Obama Administration Opens the Door for Human Rights Questions During China Trip
Washington, D.C. – Human Rights First applauds the Obama Administration for insisting on conducting a joint press conference with Chinese President Xi Jinping that included questions from reporters during President Obama’s trip to Beijing. Although Chinese state media reportedly did not air the press conference due to concerns that reporters would raise tough human rights issues, conducting a real briefing with questions allowed President Obama to speak directly to the Chinese people on key human rights issues, including U.S. support for freedom of the press and pro-democracy demonstrations in Hong Kong.
“It is important that the United States continue to speak out about human rights issues even as it works to secure important cooperative agreements with China on issues like the environment, which it did so effectively today,” said Human Rights First President & CEO Elisa Massimino, who last week attended a White House meeting where civil society leaders urged the administration to raise human rights concerns during this week’s talks.

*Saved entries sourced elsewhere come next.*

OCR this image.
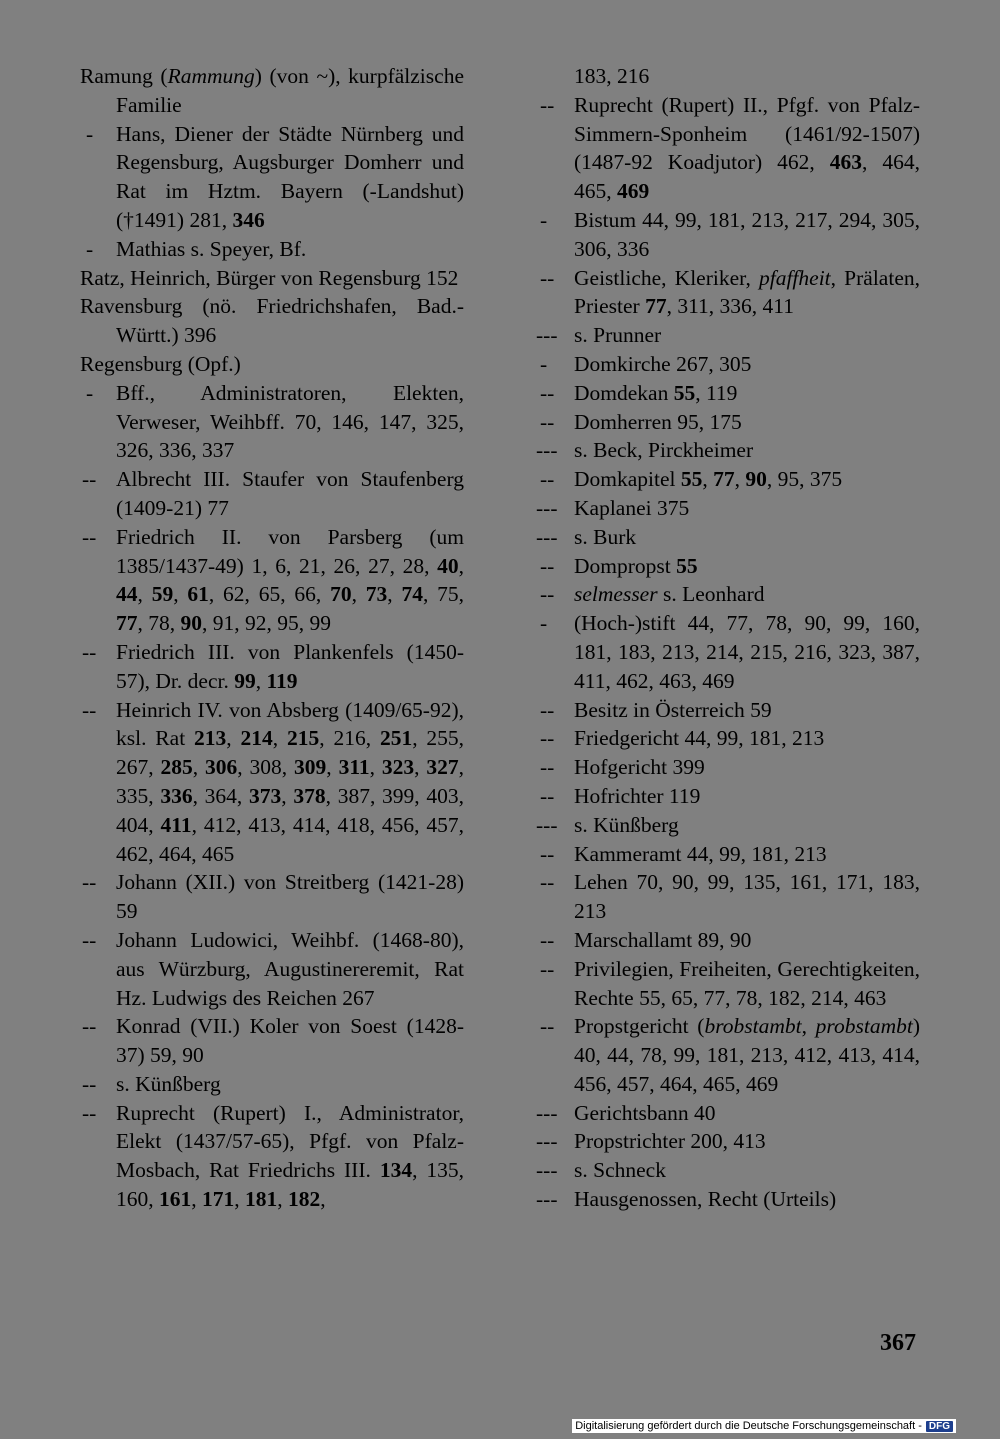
Ramung (Rammung) (von ~), kurpfälzische Familie
-	Hans, Diener der Städte Nürnberg und Regensburg, Augsburger Domherr und Rat im Hztm. Bayern (-Landshut) (†1491) 281, 346
-	Mathias s. Speyer, Bf.
Ratz, Heinrich, Bürger von Regensburg 152
Ravensburg (nö. Friedrichshafen, Bad.-Württ.) 396
Regensburg (Opf.)
-	Bff., Administratoren, Elekten, Verweser, Weihbff. 70, 146, 147, 325, 326, 336, 337
-- Albrecht III. Staufer von Staufenberg (1409-21) 77
-- Friedrich II. von Parsberg (um 1385/1437-49) 1, 6, 21, 26, 27, 28, 40, 44, 59, 61, 62, 65, 66, 70, 73, 74, 75, 77, 78, 90, 91, 92, 95, 99
-- Friedrich III. von Plankenfels (1450-57), Dr. decr. 99, 119
-- Heinrich IV. von Absberg (1409/65-92), ksl. Rat 213, 214, 215, 216, 251, 255, 267, 285, 306, 308, 309, 311, 323, 327, 335, 336, 364, 373, 378, 387, 399, 403, 404, 411, 412, 413, 414, 418, 456, 457, 462, 464, 465
-- Johann (XII.) von Streitberg (1421-28) 59
-- Johann Ludowici, Weihbf. (1468-80), aus Würzburg, Augustinereremit, Rat Hz. Ludwigs des Reichen 267
-- Konrad (VII.) Koler von Soest (1428-37) 59, 90
-- s. Künßberg
-- Ruprecht (Rupert) I., Administrator, Elekt (1437/57-65), Pfgf. von Pfalz-Mosbach, Rat Friedrichs III. 134, 135, 160, 161, 171, 181, 182,
183, 216
-- Ruprecht (Rupert) II., Pfgf. von Pfalz-Simmern-Sponheim (1461/92-1507) (1487-92 Koadjutor) 462, 463, 464, 465, 469
-	Bistum 44, 99, 181, 213, 217, 294, 305, 306, 336
-- Geistliche, Kleriker, pfaffheit, Prälaten, Priester 77, 311, 336, 411
--- s. Prunner
-	Domkirche 267, 305
-- Domdekan 55, 119
-- Domherren 95, 175
--- s. Beck, Pirckheimer
-- Domkapitel 55, 77, 90, 95, 375
--- Kaplanei 375
--- s. Burk
-- Dompropst 55
-- selmesser s. Leonhard
-	(Hoch-)stift 44, 77, 78, 90, 99, 160, 181, 183, 213, 214, 215, 216, 323, 387, 411, 462, 463, 469
-- Besitz in Österreich 59
-- Friedgericht 44, 99, 181, 213
-- Hofgericht 399
-- Hofrichter 119
--- s. Künßberg
-- Kammeramt 44, 99, 181, 213
-- Lehen 70, 90, 99, 135, 161, 171, 183, 213
-- Marschallamt 89, 90
-- Privilegien, Freiheiten, Gerechtigkeiten, Rechte 55, 65, 77, 78, 182, 214, 463
-- Propstgericht (brobstambt, probstambt) 40, 44, 78, 99, 181, 213, 412, 413, 414, 456, 457, 464, 465, 469
--- Gerichtsbann 40
--- Propstrichter 200, 413
--- s. Schneck
--- Hausgenossen, Recht (Urteils)
367
Digitalisierung gefördert durch die Deutsche Forschungsgemeinschaft - DFG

“President Obama rightly prioritized speaking directly to the Chinese people in an open press conference with questions, even as he was trying to build common ground with his Chinese counterpart. President Obama should continue to publicly press China to release political prisoners, end its persecution of human rights defenders and the lawyers who represent them, respect the rights of the Chinese people to freely express themselves, including on the Internet, and allow all people to worship freely.”
Ahead of this week’s trip to China, the Obama Administration said that human rights would be high on its agenda and it is reported that the presidents’ meeting included a frank discussion about U.S. concerns. Freedom of the press, China’s tighter control over elections in Hong Kong, and its crackdown on dissenters were among the topics discussed during the presidents’ private meeting and at a public joint press conference in Beijing.
Last week, Human Rights First was among a group of nine human rights organizations who sent President Obama a letter asking him to use this week’s trip as an opportunity to condemn the crackdown on civil society in China. The signatories of the letter urged the president to publicly speak out against the detention of human rights defenders, including 2010 Nobel Peace Prize winner Liu Xiabo and his wife Liu Xia, Uighur economist Ilham Tohti, human rights lawyer Gao Zhisheng, and Tibetan Buddhist leader Tenzin Delek Rinpoche. The letter also noted that the crackdown on dissent has seen an uptick since President Xi Jinping came to power in March 2013.
Massimino concluded, “China’s society and economy—as well as its international standing and influence—will achieve its full potential only when its policies are rooted in respect for human rights and the rule of law.”